I am not proposing a rejuvenated "L and M" course in which a superstar teacher performs the role of musicologist, theorist, applied teacher, composer-in-residence, and conductor in one grand synthesis. I have in mind something more readily achievable and consistent with human limitations. It seems to me that the expert in music history and literature is best equipped to guide students through its literature, and clearly the expert in the substantive and syntactical matters of music, the theorist, is best suited to take care of his part of the job. All these two need is a common ground, a format and unitary goal that can nourish a mutual affection and a mutual set of understandings. This format might be derived from the seven basic concepts themselves; it might be founded instead on a typology of musical genres, or it might even be based solely on an objective and workable classification of musical form types as they have occurred within the past. The individual situation demands its unique solution for this problem of inter-disciplinary integration. But the two major requirements which cannot be overlooked are the need for learning broadly applicable musical principles, and then witnessing these principles as they operate in whole works which are products of a wide array of human imaginations.
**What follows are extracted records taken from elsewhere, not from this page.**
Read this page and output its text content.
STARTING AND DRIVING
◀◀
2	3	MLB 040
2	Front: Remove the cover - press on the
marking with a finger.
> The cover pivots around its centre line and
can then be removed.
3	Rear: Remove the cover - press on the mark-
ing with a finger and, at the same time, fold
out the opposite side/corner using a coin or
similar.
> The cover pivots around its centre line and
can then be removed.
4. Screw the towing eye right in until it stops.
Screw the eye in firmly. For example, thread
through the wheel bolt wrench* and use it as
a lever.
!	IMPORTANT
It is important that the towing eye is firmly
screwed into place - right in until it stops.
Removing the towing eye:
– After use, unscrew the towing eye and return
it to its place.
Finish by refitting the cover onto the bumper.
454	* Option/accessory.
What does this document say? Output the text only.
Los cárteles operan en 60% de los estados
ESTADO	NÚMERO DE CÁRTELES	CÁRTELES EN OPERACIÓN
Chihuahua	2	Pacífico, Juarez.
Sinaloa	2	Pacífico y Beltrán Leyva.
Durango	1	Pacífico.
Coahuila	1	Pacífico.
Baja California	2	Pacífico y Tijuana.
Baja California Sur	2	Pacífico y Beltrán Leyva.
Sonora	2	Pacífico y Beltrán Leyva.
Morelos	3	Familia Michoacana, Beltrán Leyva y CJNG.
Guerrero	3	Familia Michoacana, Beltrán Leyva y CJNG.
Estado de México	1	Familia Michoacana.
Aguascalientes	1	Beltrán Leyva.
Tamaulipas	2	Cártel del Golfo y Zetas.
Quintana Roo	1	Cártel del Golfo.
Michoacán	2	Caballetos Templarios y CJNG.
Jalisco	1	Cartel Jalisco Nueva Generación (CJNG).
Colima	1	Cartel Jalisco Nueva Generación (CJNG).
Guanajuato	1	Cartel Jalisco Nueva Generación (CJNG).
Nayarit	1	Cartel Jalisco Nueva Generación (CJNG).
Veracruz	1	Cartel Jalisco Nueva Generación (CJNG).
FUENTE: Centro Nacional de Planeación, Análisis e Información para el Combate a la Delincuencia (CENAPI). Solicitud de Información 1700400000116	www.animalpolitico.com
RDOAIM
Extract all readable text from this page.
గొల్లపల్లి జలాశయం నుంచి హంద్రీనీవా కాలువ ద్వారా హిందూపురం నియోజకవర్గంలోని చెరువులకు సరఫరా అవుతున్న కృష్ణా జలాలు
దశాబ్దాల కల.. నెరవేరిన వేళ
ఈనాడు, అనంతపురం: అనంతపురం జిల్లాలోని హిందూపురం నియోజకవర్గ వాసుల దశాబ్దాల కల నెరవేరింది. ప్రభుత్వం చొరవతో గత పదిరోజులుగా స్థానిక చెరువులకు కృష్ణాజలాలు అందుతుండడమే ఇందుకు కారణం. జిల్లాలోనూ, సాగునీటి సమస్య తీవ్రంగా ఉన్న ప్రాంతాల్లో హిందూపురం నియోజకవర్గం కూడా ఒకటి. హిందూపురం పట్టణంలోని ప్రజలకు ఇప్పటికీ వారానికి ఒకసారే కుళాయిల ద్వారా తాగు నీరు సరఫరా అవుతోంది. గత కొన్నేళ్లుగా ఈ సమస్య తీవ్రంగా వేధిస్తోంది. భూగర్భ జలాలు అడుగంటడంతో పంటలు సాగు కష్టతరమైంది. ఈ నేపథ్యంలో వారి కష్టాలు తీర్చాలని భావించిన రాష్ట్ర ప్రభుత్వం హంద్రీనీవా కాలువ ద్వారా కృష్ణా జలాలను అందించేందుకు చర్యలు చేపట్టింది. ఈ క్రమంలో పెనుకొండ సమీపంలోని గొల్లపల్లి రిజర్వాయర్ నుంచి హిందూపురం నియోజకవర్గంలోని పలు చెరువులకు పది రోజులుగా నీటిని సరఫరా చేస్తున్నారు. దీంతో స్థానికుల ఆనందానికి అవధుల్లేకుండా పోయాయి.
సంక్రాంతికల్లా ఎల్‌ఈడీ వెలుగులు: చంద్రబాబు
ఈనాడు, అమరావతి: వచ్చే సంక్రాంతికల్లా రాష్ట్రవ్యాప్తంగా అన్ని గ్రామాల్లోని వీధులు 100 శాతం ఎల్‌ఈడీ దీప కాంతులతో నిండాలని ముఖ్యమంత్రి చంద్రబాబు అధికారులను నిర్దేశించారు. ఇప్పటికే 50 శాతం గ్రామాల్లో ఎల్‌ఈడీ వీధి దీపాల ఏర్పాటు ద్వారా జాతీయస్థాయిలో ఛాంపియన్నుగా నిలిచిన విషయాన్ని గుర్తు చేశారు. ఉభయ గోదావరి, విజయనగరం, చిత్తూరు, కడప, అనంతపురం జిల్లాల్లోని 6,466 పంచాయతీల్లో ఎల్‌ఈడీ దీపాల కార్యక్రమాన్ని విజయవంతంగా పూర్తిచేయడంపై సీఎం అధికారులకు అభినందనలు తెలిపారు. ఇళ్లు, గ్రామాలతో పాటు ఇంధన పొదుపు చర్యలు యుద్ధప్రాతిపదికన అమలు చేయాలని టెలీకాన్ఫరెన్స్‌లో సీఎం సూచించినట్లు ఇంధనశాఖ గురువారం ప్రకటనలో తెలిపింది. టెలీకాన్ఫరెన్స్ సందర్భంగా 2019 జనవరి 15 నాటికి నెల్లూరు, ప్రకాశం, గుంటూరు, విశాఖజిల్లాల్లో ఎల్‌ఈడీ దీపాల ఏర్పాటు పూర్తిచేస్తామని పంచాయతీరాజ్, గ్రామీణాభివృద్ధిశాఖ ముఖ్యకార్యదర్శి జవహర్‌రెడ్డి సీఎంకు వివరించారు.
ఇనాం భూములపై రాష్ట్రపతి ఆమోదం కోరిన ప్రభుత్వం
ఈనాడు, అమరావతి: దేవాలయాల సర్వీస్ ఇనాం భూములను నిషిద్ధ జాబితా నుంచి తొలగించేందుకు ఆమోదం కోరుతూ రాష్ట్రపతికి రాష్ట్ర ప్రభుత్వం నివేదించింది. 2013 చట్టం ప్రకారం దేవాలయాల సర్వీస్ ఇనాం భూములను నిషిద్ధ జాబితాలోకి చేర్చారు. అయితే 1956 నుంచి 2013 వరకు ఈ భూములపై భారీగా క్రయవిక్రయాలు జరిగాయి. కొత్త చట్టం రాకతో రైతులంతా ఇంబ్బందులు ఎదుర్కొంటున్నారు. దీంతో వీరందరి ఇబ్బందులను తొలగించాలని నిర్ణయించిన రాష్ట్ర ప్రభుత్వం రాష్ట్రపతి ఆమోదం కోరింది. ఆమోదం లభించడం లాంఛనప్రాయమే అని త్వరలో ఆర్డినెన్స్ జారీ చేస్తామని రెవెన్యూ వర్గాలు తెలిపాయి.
If these form the core educational commitment in our part of the discipline, we can be better assured of meeting our responsibility. By this method we can better help the student build a firm bridge to his future musical life.
Last modified on Tuesday, 13/11/2018
William Ennis Thomson
After a youth playing jazz trumpet and French Horn, the professional life of William Ennis Thomson (b. 1927, Ft. Worth, Texas) was devoted to collegiate-level music theory and composition. His primary thrust in research and writing centered upon the cognitive/perceptual foundation of music, but the range of his many books and articles extends to political and historical aspects of academe. A complete listing of published articles can be found in Wikipedia, (William Ennis Thomson).
His academic history includes Music School, University of Southern California (Professor and Dean, 1980–1992; SUNY-Buffalo (Music Chair and Ziegle Professor, 1975–80); University of Arizona (Director, Graduate Studies 1972–75); Case Western Reserve University and Cleveland Institute of Music (Kulas Professor, 1969–72); Indiana University (Music Theory Chair,1961–69)); University of Hawaii (Scholar in Residence, 1967–68); Sul Ross State College (Prof., 1951–59); Ford Foundation Composer in Residence, Elkhart, IN (1960–61). From 1967-77 he guided the formation of the public school music curriculum for the state of Hawaii.
1975-79 Thomson chaired the Advanced Placement in Music Test Committee; 1971-75; served as Music Panel Member and Examiner for the National Endowment for the Arts; was Fellow and Policy Committee member of the Ford Foundation CMP, 1963-76; and board member, Buffalo Philharmonic,1976–80.
Early in his career Thomson composed award-winning works for band, orchestra, chorus and various chamber media. He served in the U.S. Navy from 1945-46, mainly as band member aboard the aircraft carrier Lexington.
Now retired from USC, he lives in Bloomington, Indiana.